The Men That Don’t Fit In

3 min read

I haven’t created any video or podcast since September, although I have written The feeling of importance, i was in a deep rot. So unstable and stressed. l used to struggle with getting left behind. I do compare myself to my tech buddies, for context i am a Software Engineer, that is what i started with before i realized i wanted to share ideas and started the podcast. Since i started creating content it has been a roller coaster ride, trying to balance. Sometimes i tell myself to drop the content to focus on tech but i am determined to keep the dream alive. I compare my Software engineering career to another Software engineer’s, i tell myself that i am not where i want to be, i feel bad, tell myself that content is a distraction. i end up locking in for a week before i get back to my senses.
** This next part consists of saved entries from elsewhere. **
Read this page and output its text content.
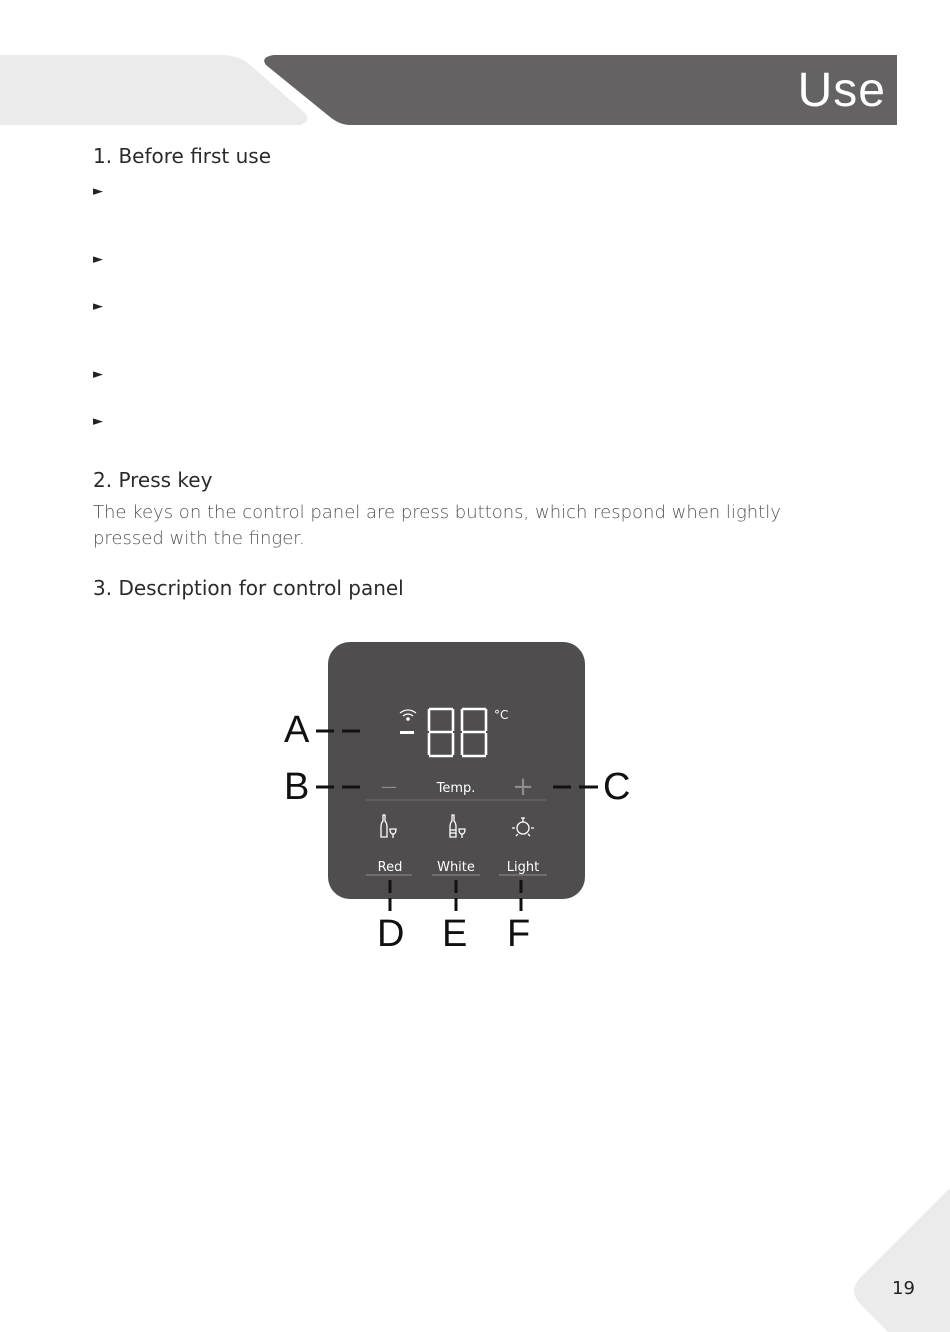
Use
1. Before first use
►
►
►
►
►
2. Press key

The keys on the control panel are press buttons, which respond when lightly pressed with the finger.

3. Description for control panel
°C
—	Temp. +
Red	White Light
A
B	C
D E F
19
These days i have decided that content is here to stay. From September till today it’s just been blank, i feel nothing, i think about nothing. No ideas, only that i need to clear my drafts. Maybe that’s it, clearing old work to make way for new stuff.

I looked back, “it’s November,” i told myself, “What have i accomplished?” My analytical mind trying to make inferences. I compare my tech career to someone’s, not giving myself some slack, trying to remind myself that i do so much other than programming.
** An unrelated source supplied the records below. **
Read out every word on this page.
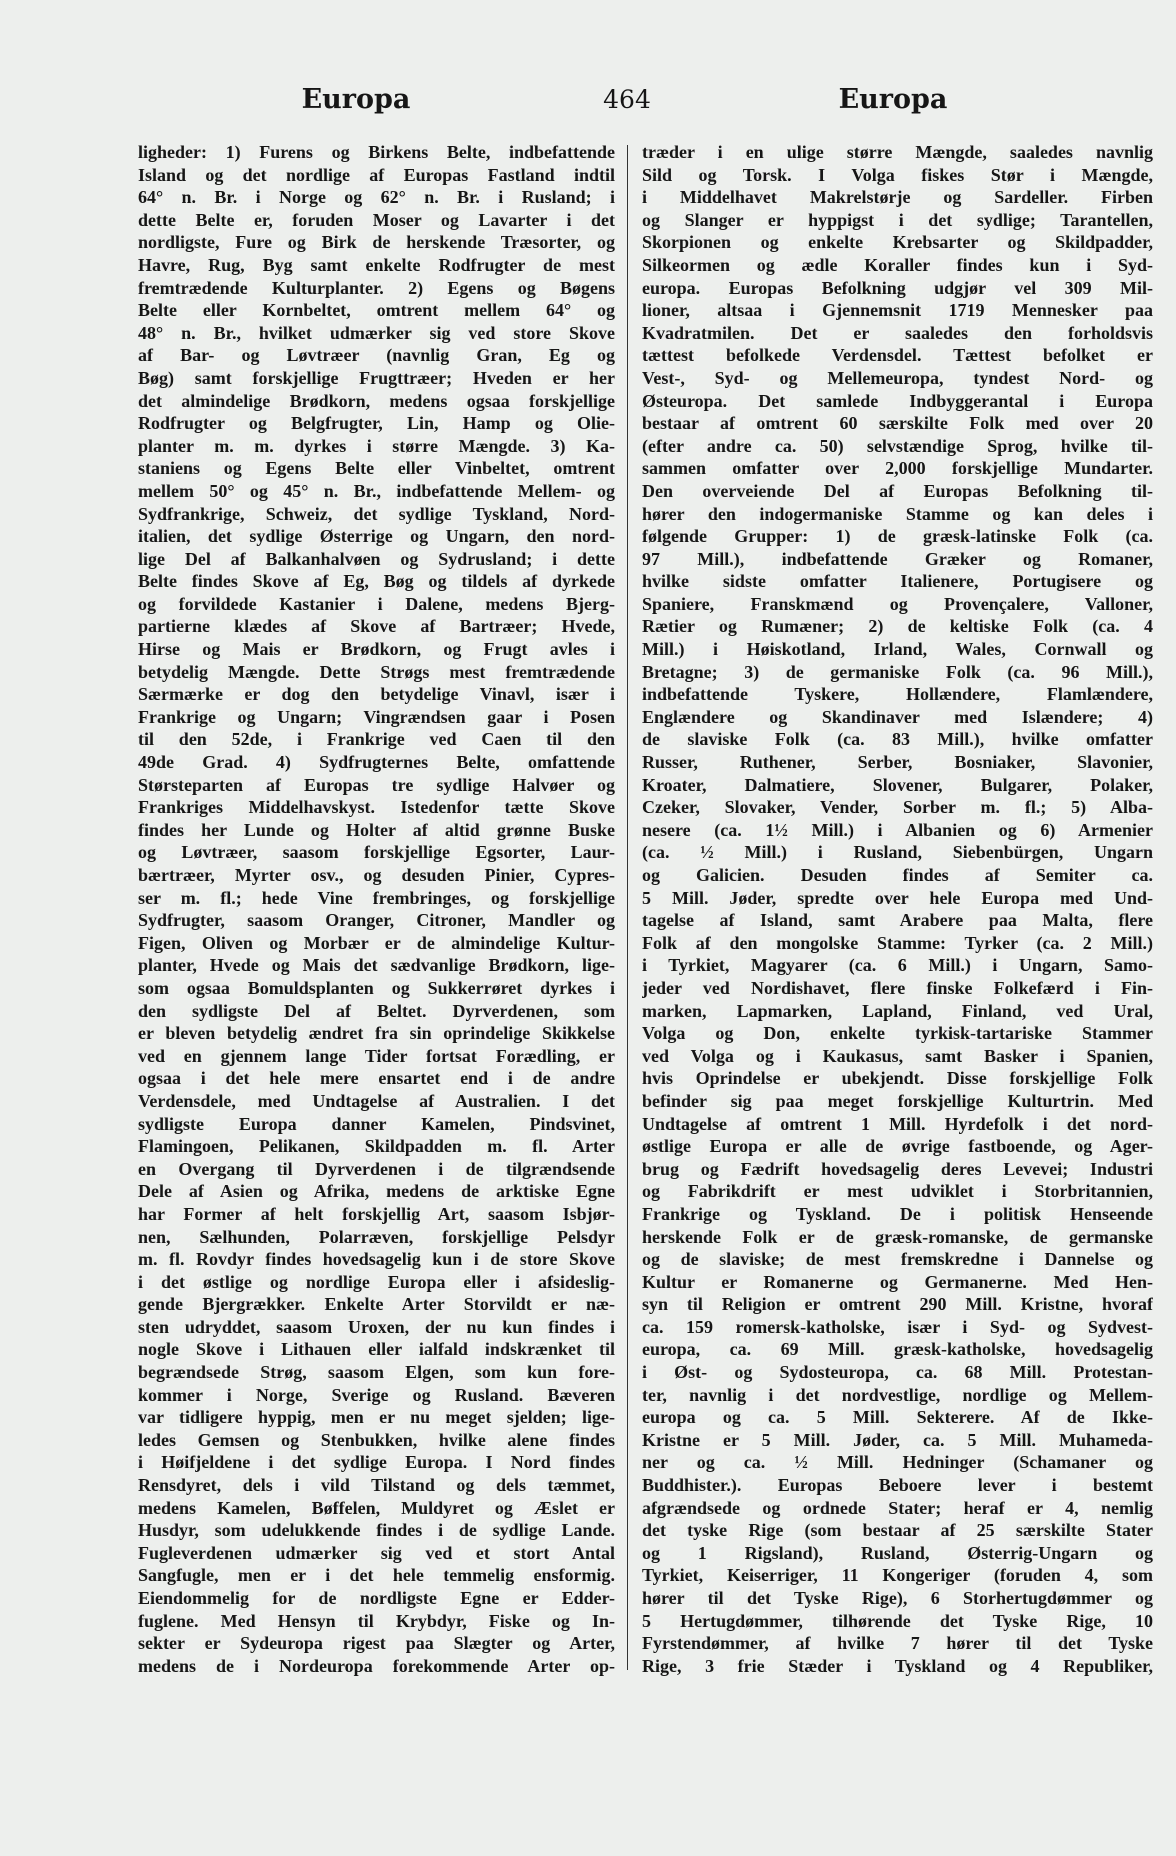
Europa	464	Europa
ligheder: 1) Furens og Birkens Belte, indbefattende
Island og det nordlige af Europas Fastland indtil
64° n. Br. i Norge og 62° n. Br. i Rusland; i
dette Belte er, foruden Moser og Lavarter i det
nordligste, Fure og Birk de herskende Træsorter, og
Havre, Rug, Byg samt enkelte Rodfrugter de mest
fremtrædende Kulturplanter. 2) Egens og Bøgens
Belte eller Kornbeltet, omtrent mellem 64° og
48° n. Br., hvilket udmærker sig ved store Skove
af Bar- og Løvtræer (navnlig Gran, Eg og
Bøg) samt forskjellige Frugttræer; Hveden er her
det almindelige Brødkorn, medens ogsaa forskjellige
Rodfrugter og Belgfrugter, Lin, Hamp og Olie-
planter m. m. dyrkes i større Mængde. 3) Ka-
staniens og Egens Belte eller Vinbeltet, omtrent
mellem 50° og 45° n. Br., indbefattende Mellem- og
Sydfrankrige, Schweiz, det sydlige Tyskland, Nord-
italien, det sydlige Østerrige og Ungarn, den nord-
lige Del af Balkanhalvøen og Sydrusland; i dette
Belte findes Skove af Eg, Bøg og tildels af dyrkede
og forvildede Kastanier i Dalene, medens Bjerg-
partierne klædes af Skove af Bartræer; Hvede,
Hirse og Mais er Brødkorn, og Frugt avles i
betydelig Mængde. Dette Strøgs mest fremtrædende
Særmærke er dog den betydelige Vinavl, især i
Frankrige og Ungarn; Vingrændsen gaar i Posen
til den 52de, i Frankrige ved Caen til den
49de Grad. 4) Sydfrugternes Belte, omfattende
Størsteparten af Europas tre sydlige Halvøer og
Frankriges Middelhavskyst. Istedenfor tætte Skove
findes her Lunde og Holter af altid grønne Buske
og Løvtræer, saasom forskjellige Egsorter, Laur-
bærtræer, Myrter osv., og desuden Pinier, Cypres-
ser m. fl.; hede Vine frembringes, og forskjellige
Sydfrugter, saasom Oranger, Citroner, Mandler og
Figen, Oliven og Morbær er de almindelige Kultur-
planter, Hvede og Mais det sædvanlige Brødkorn, lige-
som ogsaa Bomuldsplanten og Sukkerrøret dyrkes i
den sydligste Del af Beltet. Dyrverdenen, som
er bleven betydelig ændret fra sin oprindelige Skikkelse
ved en gjennem lange Tider fortsat Forædling, er
ogsaa i det hele mere ensartet end i de andre
Verdensdele, med Undtagelse af Australien. I det
sydligste Europa danner Kamelen, Pindsvinet,
Flamingoen, Pelikanen, Skildpadden m. fl. Arter
en Overgang til Dyrverdenen i de tilgrændsende
Dele af Asien og Afrika, medens de arktiske Egne
har Former af helt forskjellig Art, saasom Isbjør-
nen, Sælhunden, Polarræven, forskjellige Pelsdyr
m. fl. Rovdyr findes hovedsagelig kun i de store Skove
i det østlige og nordlige Europa eller i afsideslig-
gende Bjergrækker. Enkelte Arter Storvildt er næ-
sten udryddet, saasom Uroxen, der nu kun findes i
nogle Skove i Lithauen eller ialfald indskrænket til
begrændsede Strøg, saasom Elgen, som kun fore-
kommer i Norge, Sverige og Rusland. Bæveren
var tidligere hyppig, men er nu meget sjelden; lige-
ledes Gemsen og Stenbukken, hvilke alene findes
i Høifjeldene i det sydlige Europa. I Nord findes
Rensdyret, dels i vild Tilstand og dels tæmmet,
medens Kamelen, Bøffelen, Muldyret og Æslet er
Husdyr, som udelukkende findes i de sydlige Lande.
Fugleverdenen udmærker sig ved et stort Antal
Sangfugle, men er i det hele temmelig ensformig.
Eiendommelig for de nordligste Egne er Edder-
fuglene. Med Hensyn til Krybdyr, Fiske og In-
sekter er Sydeuropa rigest paa Slægter og Arter,
medens de i Nordeuropa forekommende Arter op-
træder i en ulige større Mængde, saaledes navnlig
Sild og Torsk. I Volga fiskes Stør i Mængde,
i Middelhavet Makrelstørje og Sardeller. Firben
og Slanger er hyppigst i det sydlige; Tarantellen,
Skorpionen og enkelte Krebsarter og Skildpadder,
Silkeormen og ædle Koraller findes kun i Syd-
europa. Europas Befolkning udgjør vel 309 Mil-
lioner, altsaa i Gjennemsnit 1719 Mennesker paa
Kvadratmilen. Det er saaledes den forholdsvis
tættest befolkede Verdensdel. Tættest befolket er
Vest-, Syd- og Mellemeuropa, tyndest Nord- og
Østeuropa. Det samlede Indbyggerantal i Europa
bestaar af omtrent 60 særskilte Folk med over 20
(efter andre ca. 50) selvstændige Sprog, hvilke til-
sammen omfatter over 2,000 forskjellige Mundarter.
Den overveiende Del af Europas Befolkning til-
hører den indogermaniske Stamme og kan deles i
følgende Grupper: 1) de græsk-latinske Folk (ca.
97 Mill.), indbefattende Græker og Romaner,
hvilke sidste omfatter Italienere, Portugisere og
Spaniere, Franskmænd og Provençalere, Valloner,
Rætier og Rumæner; 2) de keltiske Folk (ca. 4
Mill.) i Høiskotland, Irland, Wales, Cornwall og
Bretagne; 3) de germaniske Folk (ca. 96 Mill.),
indbefattende Tyskere, Hollændere, Flamlændere,
Englændere og Skandinaver med Islændere; 4)
de slaviske Folk (ca. 83 Mill.), hvilke omfatter
Russer, Ruthener, Serber, Bosniaker, Slavonier,
Kroater, Dalmatiere, Slovener, Bulgarer, Polaker,
Czeker, Slovaker, Vender, Sorber m. fl.; 5) Alba-
nesere (ca. 1½ Mill.) i Albanien og 6) Armenier
(ca. ½ Mill.) i Rusland, Siebenbürgen, Ungarn
og Galicien. Desuden findes af Semiter ca.
5 Mill. Jøder, spredte over hele Europa med Und-
tagelse af Island, samt Arabere paa Malta, flere
Folk af den mongolske Stamme: Tyrker (ca. 2 Mill.)
i Tyrkiet, Magyarer (ca. 6 Mill.) i Ungarn, Samo-
jeder ved Nordishavet, flere finske Folkefærd i Fin-
marken, Lapmarken, Lapland, Finland, ved Ural,
Volga og Don, enkelte tyrkisk-tartariske Stammer
ved Volga og i Kaukasus, samt Basker i Spanien,
hvis Oprindelse er ubekjendt. Disse forskjellige Folk
befinder sig paa meget forskjellige Kulturtrin. Med
Undtagelse af omtrent 1 Mill. Hyrdefolk i det nord-
østlige Europa er alle de øvrige fastboende, og Ager-
brug og Fædrift hovedsagelig deres Levevei; Industri
og Fabrikdrift er mest udviklet i Storbritannien,
Frankrige og Tyskland. De i politisk Henseende
herskende Folk er de græsk-romanske, de germanske
og de slaviske; de mest fremskredne i Dannelse og
Kultur er Romanerne og Germanerne. Med Hen-
syn til Religion er omtrent 290 Mill. Kristne, hvoraf
ca. 159 romersk-katholske, især i Syd- og Sydvest-
europa, ca. 69 Mill. græsk-katholske, hovedsagelig
i Øst- og Sydosteuropa, ca. 68 Mill. Protestan-
ter, navnlig i det nordvestlige, nordlige og Mellem-
europa og ca. 5 Mill. Sekterere. Af de Ikke-
Kristne er 5 Mill. Jøder, ca. 5 Mill. Muhameda-
ner og ca. ½ Mill. Hedninger (Schamaner og
Buddhister.). Europas Beboere lever i bestemt
afgrændsede og ordnede Stater; heraf er 4, nemlig
det tyske Rige (som bestaar af 25 særskilte Stater
og 1 Rigsland), Rusland, Østerrig-Ungarn og
Tyrkiet, Keiserriger, 11 Kongeriger (foruden 4, som
hører til det Tyske Rige), 6 Storhertugdømmer og
5 Hertugdømmer, tilhørende det Tyske Rige, 10
Fyrstendømmer, af hvilke 7 hører til det Tyske
Rige, 3 frie Stæder i Tyskland og 4 Republiker,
Me during the writing of this article…

I encountered a video two weeks ago by Dry Creek Wrangler School on Youtube, The men that don’t fit in. He discussed the idea of being invited to talk on a podcast but never really fitting in; “I do podcasts but i’ll never fit in, i’m a Software Engineer but i’ll never fit in, i write but i’ll never fit in.” This was the discourse i had in my head when i finished watching the video. A new profound understanding overcame me. A man that fits in has a destination, a concrete “I want to get a job at Google,” or “I want to make X amount of money.” But a man that does not fit in has no destination because he’ll never fit in when he gets there.

You see, it’s not about the destination for these individuals but the journey. It’s not about taking a million steps in two months but having the opportunity to take a few steps everyday, enjoying the simple and delicate strides.

I have been on an ignorance is bliss vibe since the realization, i don’t know what anyone is doing and i don’t know anything that is happening unless it directly affects me.

There is a certain mental clarity that comes with it. I am not aware or anyone’s accomplishments and triumphs, not that i’m jealous, i am simply ignorant about it.

These few months have helped me realize certain things, i used to be okay with solitude but i love connecting with people more, hearing ideas and stories.

This new understanding of myself would reflect in my content moving forward.

This is certainly not the last you’ll see of me this year, at least not across all creative channels. I hope you learned something from this short story of mine, i am excited for the new chapter. I’m sure you are too.